Gawker found the man behind @horse_ebooks:
A human being behind Horse_ebooks could either intensify or diminish its myth. Horse_ebooks itself would be elevated from a dumb spam bot that had chanced into greatness to a brilliant viral marketing tool. But Horse_ebooks fans would be debased, transformed from connoisseurs of sophisticated anti-humor to the unwitting cash cows of some Russian mastermind.
Pretty gripping, even for non-fans (WHY ARE YOU NOT A FAN OF THE GREATEST TWITTER ACCOUNT EVER ARE YOU INSANE).
Fraser Speirs provides a great overview of iTunes U, and why he’s excited about it. As previously noted, it’s not quite a complete learning management system –
There are two sides to digital workflow in school. There’s the information distribution and communication side and there’s the submission, grading and feedback side.

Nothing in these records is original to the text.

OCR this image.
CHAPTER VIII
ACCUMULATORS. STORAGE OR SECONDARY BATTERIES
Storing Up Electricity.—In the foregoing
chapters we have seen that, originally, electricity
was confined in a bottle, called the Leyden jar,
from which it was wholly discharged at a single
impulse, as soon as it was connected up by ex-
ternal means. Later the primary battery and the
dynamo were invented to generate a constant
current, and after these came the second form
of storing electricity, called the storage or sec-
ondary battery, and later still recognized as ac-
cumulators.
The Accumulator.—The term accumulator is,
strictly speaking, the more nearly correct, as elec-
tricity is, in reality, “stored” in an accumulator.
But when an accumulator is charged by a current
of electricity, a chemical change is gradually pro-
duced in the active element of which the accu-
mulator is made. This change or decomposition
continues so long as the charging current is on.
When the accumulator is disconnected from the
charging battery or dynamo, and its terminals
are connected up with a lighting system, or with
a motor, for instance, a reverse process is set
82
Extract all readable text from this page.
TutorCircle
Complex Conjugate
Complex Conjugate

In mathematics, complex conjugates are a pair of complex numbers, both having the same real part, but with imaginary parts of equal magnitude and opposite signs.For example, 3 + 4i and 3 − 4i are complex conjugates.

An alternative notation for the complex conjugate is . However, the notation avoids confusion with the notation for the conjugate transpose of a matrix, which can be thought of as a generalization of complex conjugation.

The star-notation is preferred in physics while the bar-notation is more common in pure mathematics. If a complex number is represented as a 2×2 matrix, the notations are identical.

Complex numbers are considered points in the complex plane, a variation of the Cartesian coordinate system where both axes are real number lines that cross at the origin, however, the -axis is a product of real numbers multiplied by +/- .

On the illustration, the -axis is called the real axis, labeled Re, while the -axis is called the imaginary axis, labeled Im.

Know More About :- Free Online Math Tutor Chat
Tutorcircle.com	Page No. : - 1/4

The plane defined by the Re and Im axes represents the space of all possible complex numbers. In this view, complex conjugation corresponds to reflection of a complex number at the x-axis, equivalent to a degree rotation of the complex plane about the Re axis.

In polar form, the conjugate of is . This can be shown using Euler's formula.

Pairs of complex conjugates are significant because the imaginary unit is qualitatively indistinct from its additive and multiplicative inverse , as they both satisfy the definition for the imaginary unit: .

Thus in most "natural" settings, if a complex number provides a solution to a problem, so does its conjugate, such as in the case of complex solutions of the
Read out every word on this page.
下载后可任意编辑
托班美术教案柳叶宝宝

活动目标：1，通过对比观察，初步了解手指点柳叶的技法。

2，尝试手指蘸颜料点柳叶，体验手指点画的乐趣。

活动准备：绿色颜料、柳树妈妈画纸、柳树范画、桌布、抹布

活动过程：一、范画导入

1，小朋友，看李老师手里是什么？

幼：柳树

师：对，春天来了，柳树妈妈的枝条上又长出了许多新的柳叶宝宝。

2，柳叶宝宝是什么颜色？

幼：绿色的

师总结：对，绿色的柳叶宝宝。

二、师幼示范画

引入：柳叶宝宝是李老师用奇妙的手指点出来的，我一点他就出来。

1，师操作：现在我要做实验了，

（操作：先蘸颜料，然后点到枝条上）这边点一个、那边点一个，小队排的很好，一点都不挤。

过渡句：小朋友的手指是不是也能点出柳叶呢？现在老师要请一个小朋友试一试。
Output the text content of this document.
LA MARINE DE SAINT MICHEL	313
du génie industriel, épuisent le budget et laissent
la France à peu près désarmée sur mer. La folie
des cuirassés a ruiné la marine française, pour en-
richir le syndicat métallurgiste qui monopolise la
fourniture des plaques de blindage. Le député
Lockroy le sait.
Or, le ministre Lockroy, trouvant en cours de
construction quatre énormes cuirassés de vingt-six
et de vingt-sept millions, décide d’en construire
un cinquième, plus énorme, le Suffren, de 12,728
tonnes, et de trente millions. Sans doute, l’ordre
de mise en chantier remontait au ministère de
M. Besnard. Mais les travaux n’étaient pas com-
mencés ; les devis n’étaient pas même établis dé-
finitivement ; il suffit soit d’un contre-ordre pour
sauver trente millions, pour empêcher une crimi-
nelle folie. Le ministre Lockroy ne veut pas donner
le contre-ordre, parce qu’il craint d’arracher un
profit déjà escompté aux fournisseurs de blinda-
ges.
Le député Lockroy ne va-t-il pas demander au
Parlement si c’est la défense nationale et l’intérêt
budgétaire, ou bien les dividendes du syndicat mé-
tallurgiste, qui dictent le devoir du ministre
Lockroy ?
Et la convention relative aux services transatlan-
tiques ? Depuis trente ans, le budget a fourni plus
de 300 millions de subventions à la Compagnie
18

It’s important to understand that iTunes U only attacks the first part: information distribution and communication. It is not a test-taking, file submission and grading system. Neither does it track student progress through a course.
(Emphasis mine)
– but it does go a long way in solving teachers’ problems in digitally communicating with students and distributing course materials, neither of which are adequately served by many LMSes. That’s in a uniformly-iOS school environment, of course.